Por fin el «año Wagner» (1813-1883). Acaso ningún otro compositor en toda la historia de la música occidental ha levantado tantas pasiones como él. Se le venera o se le odia. Aunque también es posible sentir ambas cosas a la vez.

Su genio es indiscutible. La magia de su música, su capacidad envolvente, su poder de seducción están fuera de discusión. Como lo está su genio innovador. Sin él no se comprende a Mahler, a Bruckner y a todos los que los siguen. Fue un genio de la instrumentación a quien debe todo la orquesta moderna.

Como persona no fue, sin embargo, un dechado de virtudes. Es algo que tiene, ¡ay!, en común con otros genios. Era un ególatra incapaz de tolerar que le contradijeran. Despilfarrador como pocos, tras sus inicios revolucionarios y anarquistas, que le llevaron a las barricadas en Dresde, tuvo que huir más de una vez de sus acreedores y otras se salvó gracias a la generosidad de mecenas como Liszt y, sobre todo, el rey «loco», Luis II de Baviera, que financió su gran sueño, la construcción del teatro de la Verde Colina, en Bayreuth, templo dedicado exclusivamente a su música.

Adúltero, sedujo a la esposa del gran director de orquesta y admirador suyo Hans von Bülow, la hija ilegítima de Liszt, Cosima, con la que terminaría casándose.

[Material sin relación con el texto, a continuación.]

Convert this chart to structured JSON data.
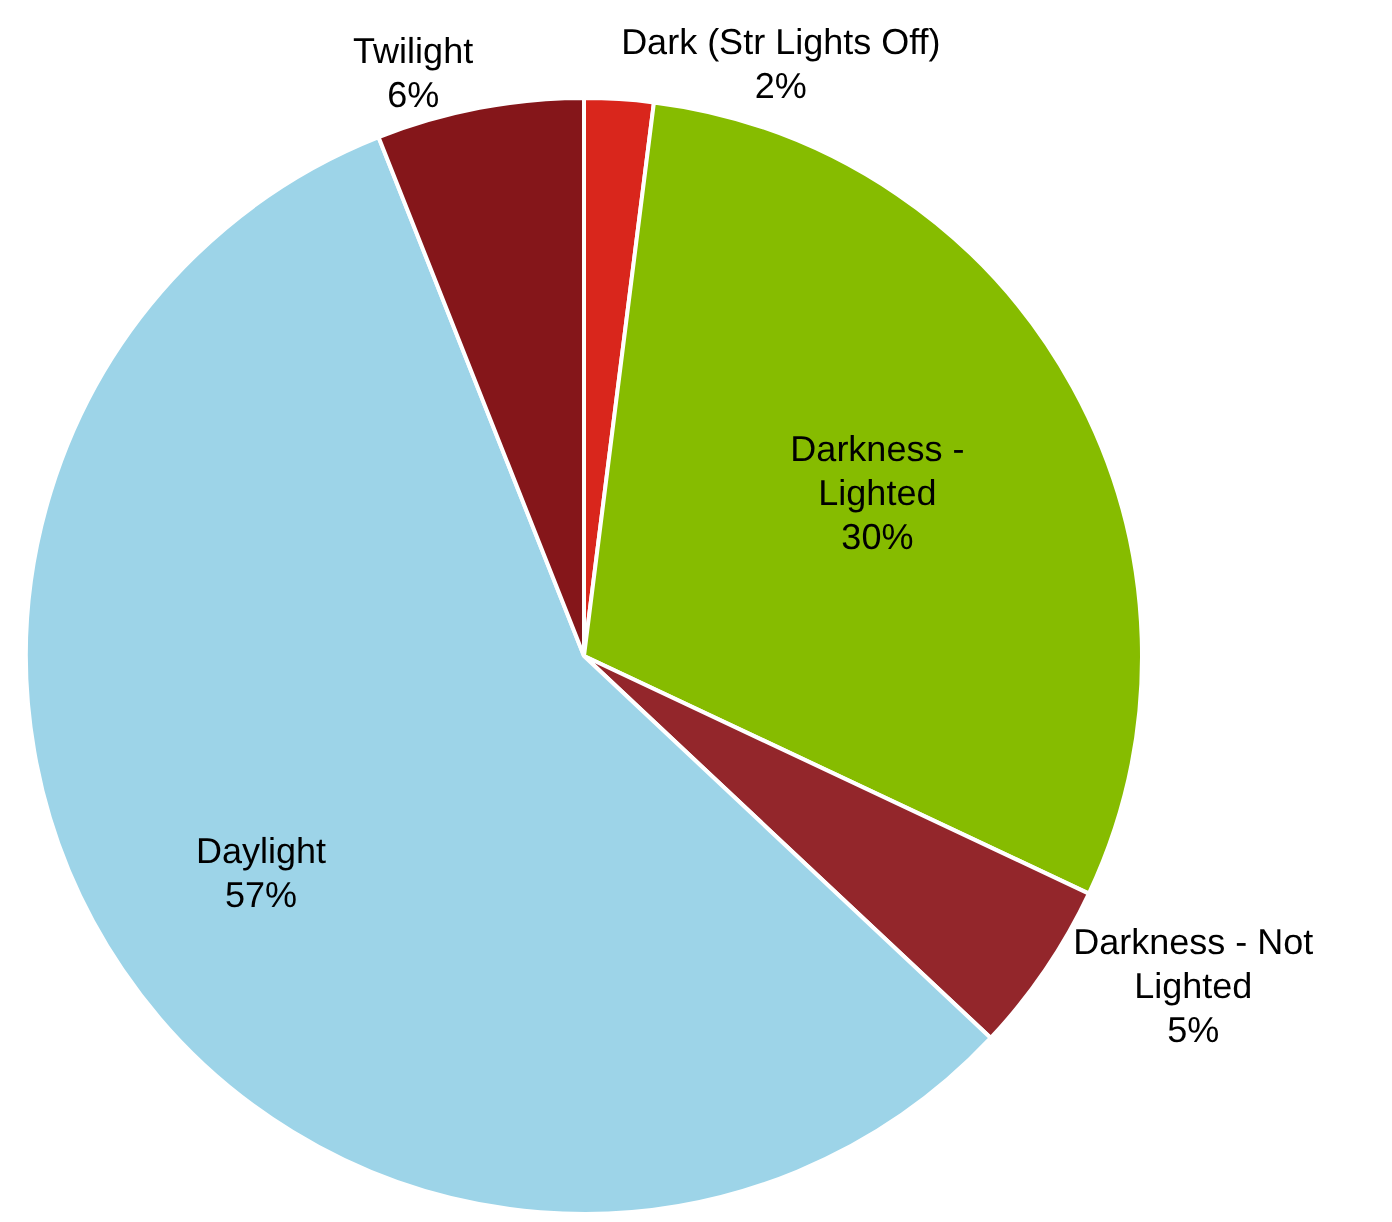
{
  "chart_data": {
    "type": "pie",
    "categories": [
      "Dark (Str Lights Off)",
      "Darkness - Lighted",
      "Darkness - Not Lighted",
      "Daylight",
      "Twilight"
    ],
    "values": [
      2,
      30,
      5,
      57,
      6
    ],
    "value_labels": [
      "2%",
      "30%",
      "5%",
      "57%",
      "6%"
    ],
    "colors": [
      "#d9261c",
      "#86bc00",
      "#93262b",
      "#9dd4e8",
      "#85161a"
    ]
  }
}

Y fue tremendamente ingrato con su colega Giacomo Meyerbeer, a quien tras haberle pedido ayuda en sus difíciles comienzos como compositor arrastró por el lodo, al igual que a Felix Mendelssohn, en su ensayo «El judaísmo en la música». Es éste un odioso panfleto que le ha valido justamente la enemistad de quienes, aunque se profesen admiradores de su música, condenan su visceral antisemitismo, que tan bien supo explotar el régimen nacionalsocialista. La Filarmónica de Israel se ha negado hasta hoy a incluir obras suyas en sus programas. El músico de origen judío Daniel Barenboim causó una gran polémica en ese país cuando en 2001, al frente de la Staatskapelle de Berlín, interpretó allí durante un concierto y tras avisar al público, por si alguien quería abandonar la sala, el preludio de «Tristán e Isolda».

Pero si hacemos abstracción y atendemos sólo a su música, que se escuchará este año en todos los grandes teatros de la ópera del mundo, incluido el Real de Madrid, que programa su obra cumbre, «Parsifal», en versión concertante esta temporada y llevará a escena otras óperas en la próxima, coincidiremos con el gran director británico Simon Rattle o su colega letón Andris Nelsons en que es imposible sustraerse a su efecto narcótico u olvidar la impresión que produjo en uno la primera vez que lo escuchó.

Nelsons, por ejemplo, ha relatado en la prensa alemana cómo escuchó «Tannhäuser» por primera vez con cinco años en la ópera de Riga, y cómo durante tres días tuvo fiebre, no dejó de llorar y no logró conciliar el sueño. No se queda atrás Rattle, para quien es necesario un psiquiatra cada vez que se escucha a Wagner, porque antes o después se llega a un punto en el que es imposible escapar a su hechizo. Tal es el poder emocional, arrollador y muchas veces erótico de esa música.

Gocémosla este año a fondo donde quiera que suene.